Currently, this is what we do:

 /* Create dynamic window */
res = ompi_win_create_dynamic(&info->super, comm, &win);
 ....
  /* Attach window to tmp sendbuf */
 res = win->w_osc_module->osc_win_attach(win, tmpsbuf, count*size);
.....
  /* MPI Get_address  */
  MPI_Get_address (tmpsbuf, &disp);
....
  /* create an array of displacements where all ranks will gather the value*/
  disp_a = (MPI_Aint*)malloc(count * sizeof(MPI_Aint));
....
  /* Gather ALL displacements-> pt2pt call */
  res = comm->c_coll->coll_allgather(&disp, 1, MPI_INT, disp_a, count, MPI_INT, comm,
                                     comm->c_coll->coll_allgather_module);

Which I think is right?, but disp_a is never used later on!

dholmes-epcc-ed-ac-uk commented 4 years ago

The allgather is overkill (you don't need all those values, and the memory requirement for storing them scales linearly with the number of processes, rather than being fixed by the number of direct neighbours in the protocol pattern, i.e. 3 in our case). Also, this looks like a blocking allgather, which would ideally (eventually) be replaced with nonblocking something.

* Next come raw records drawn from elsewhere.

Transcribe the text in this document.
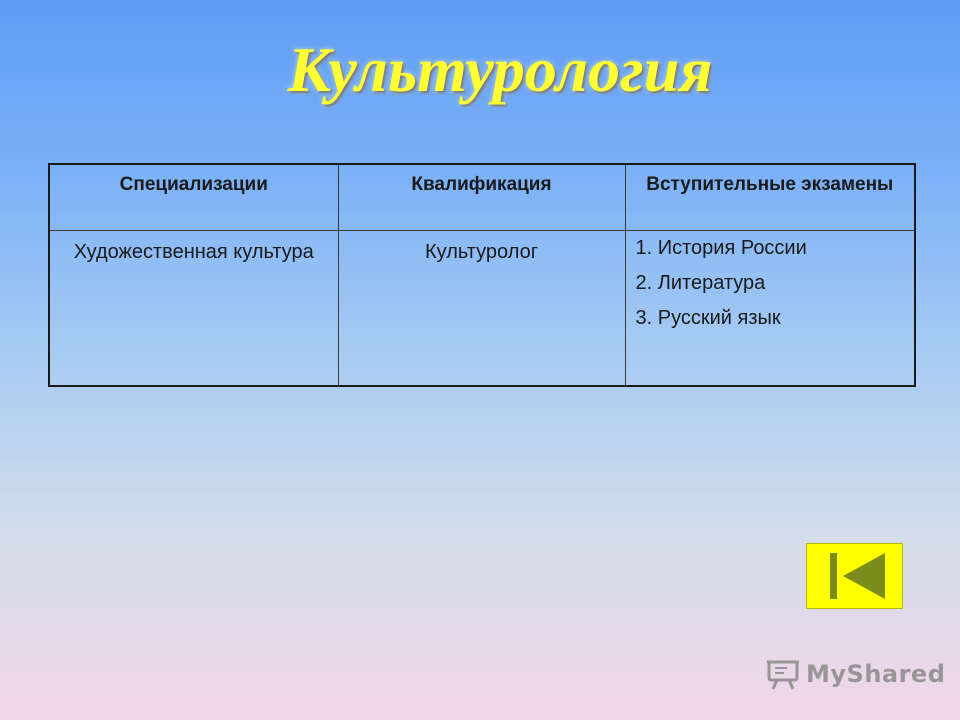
Культурология
Специализации	Квалификация	Вступительные экзамены
Художественная культура	Культуролог	1. История России
2. Литература
3. Русский язык
MyShared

However, yes - this disp_a will contain the values you need to fix the "region not found" error.

lcebaman commented 4 years ago

I agree, we do not need all disp, but which ones do we need?

dholmes-epcc-ed-ac-uk commented 4 years ago

The ones for the parent process and the two children processes. Deal with that later :)

First fix the region not found by using disp_a[trygetargs.target_rank] (hopefully trygetargs.target_rank is already set correctly somewhere early on, e.g. during initialisation of the operation?)